Par ailleurs, à rebours de certaines prises de position récentes452, le Conseil d’État estime que le fait que la réglementation actuelle n’implique pas les mêmes autorités selon le type de recherches effectué (uniquement l’ABM pour la recherche sur les embryons surnuméraires, l’ANSM – qui doit également solliciter l’avis de l’ABM – pour la recherche dans le cadre de l’AMP) est cohérent compte tenu de leur différence fondamentale : la recherche sur l’embryon surnuméraire ne conduit jamais à sa réimplantation tandis que la recherche dans le cadre de l’AMP, dès lors qu’elle vise son transfert à des fins de gestation, apparaît légitimement devoir s’inscrire dans le cadre applicable aux recherches impliquant la personne humaine.

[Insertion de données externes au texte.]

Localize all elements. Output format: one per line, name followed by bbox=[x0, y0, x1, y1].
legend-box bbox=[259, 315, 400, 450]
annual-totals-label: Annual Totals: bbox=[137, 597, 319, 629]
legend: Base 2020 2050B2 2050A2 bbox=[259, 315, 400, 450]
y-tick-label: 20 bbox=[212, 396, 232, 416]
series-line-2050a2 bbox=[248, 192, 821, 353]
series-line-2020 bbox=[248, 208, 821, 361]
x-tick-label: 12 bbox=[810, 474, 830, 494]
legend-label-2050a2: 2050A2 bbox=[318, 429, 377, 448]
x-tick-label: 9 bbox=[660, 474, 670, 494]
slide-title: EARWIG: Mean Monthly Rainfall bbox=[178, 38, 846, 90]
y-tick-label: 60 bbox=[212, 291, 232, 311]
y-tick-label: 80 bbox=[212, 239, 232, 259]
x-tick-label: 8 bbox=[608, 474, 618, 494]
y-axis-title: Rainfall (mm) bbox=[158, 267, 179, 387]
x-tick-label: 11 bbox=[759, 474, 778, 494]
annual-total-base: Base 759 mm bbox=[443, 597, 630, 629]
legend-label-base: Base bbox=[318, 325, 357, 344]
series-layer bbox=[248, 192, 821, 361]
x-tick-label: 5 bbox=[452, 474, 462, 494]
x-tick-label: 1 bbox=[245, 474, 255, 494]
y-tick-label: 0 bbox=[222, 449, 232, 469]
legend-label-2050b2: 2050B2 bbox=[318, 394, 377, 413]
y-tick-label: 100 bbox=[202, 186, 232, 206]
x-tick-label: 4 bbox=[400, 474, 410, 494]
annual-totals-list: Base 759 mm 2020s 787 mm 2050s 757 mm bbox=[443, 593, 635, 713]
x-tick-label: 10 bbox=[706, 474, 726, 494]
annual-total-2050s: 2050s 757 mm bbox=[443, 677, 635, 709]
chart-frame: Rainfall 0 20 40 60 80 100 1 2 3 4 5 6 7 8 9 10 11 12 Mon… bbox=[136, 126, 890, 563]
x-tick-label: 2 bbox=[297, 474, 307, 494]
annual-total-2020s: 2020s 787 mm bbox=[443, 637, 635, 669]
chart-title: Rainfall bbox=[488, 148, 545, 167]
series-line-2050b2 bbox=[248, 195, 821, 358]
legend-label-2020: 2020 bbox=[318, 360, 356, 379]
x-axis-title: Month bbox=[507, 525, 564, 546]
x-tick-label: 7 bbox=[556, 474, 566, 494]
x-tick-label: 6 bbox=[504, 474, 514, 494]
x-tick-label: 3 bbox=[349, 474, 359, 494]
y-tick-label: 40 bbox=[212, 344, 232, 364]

En revanche, le Conseil d’État estime qu’une réflexion pourrait être amorcée pour distinguer les recherches conduites sur l’embryon surnuméraire de celles conduites sur les lignées de cellules souches embryonnaires humaines déjà existantes. En effet, les recherches sur l’embryon impliquent nécessairement sa destruction. Les lignées de cellules souches embryonnaires existantes résultent de dérivations successives et sont d’ailleurs souvent communes à de nombreux laboratoires dans le monde afin de faciliter la comparabilité des résultats. Pour ces lignées, d’une part, la destruction de l’embryon a déjà eu lieu et, d’autre part, les cellules souches embryonnaires « ne disposent pas des propriétés organisatrices qui leur permettraient de reproduire un nouvel organisme viable »453. Dans ces conditions, la piste d’un régime distinct, et assoupli, pour les lignées de cellules souches embryonnaires humaines, déjà privilégiée par plusieurs pays européens, gagnerait à être explorée : il pourrait a minima être envisagé de ne plus subordonner les recherches correspondantes à la condition qu’elles ne puissent être menées sans recourir à de telles cellules.
452 Par ex., le comité d’éthique de l’Inserm dans sa note intitulée L’État de la recherche sur l’embryon humain et propositions de juin 2015.
453 Rapport de l’Agence française de la biomédecine de janvier 2018.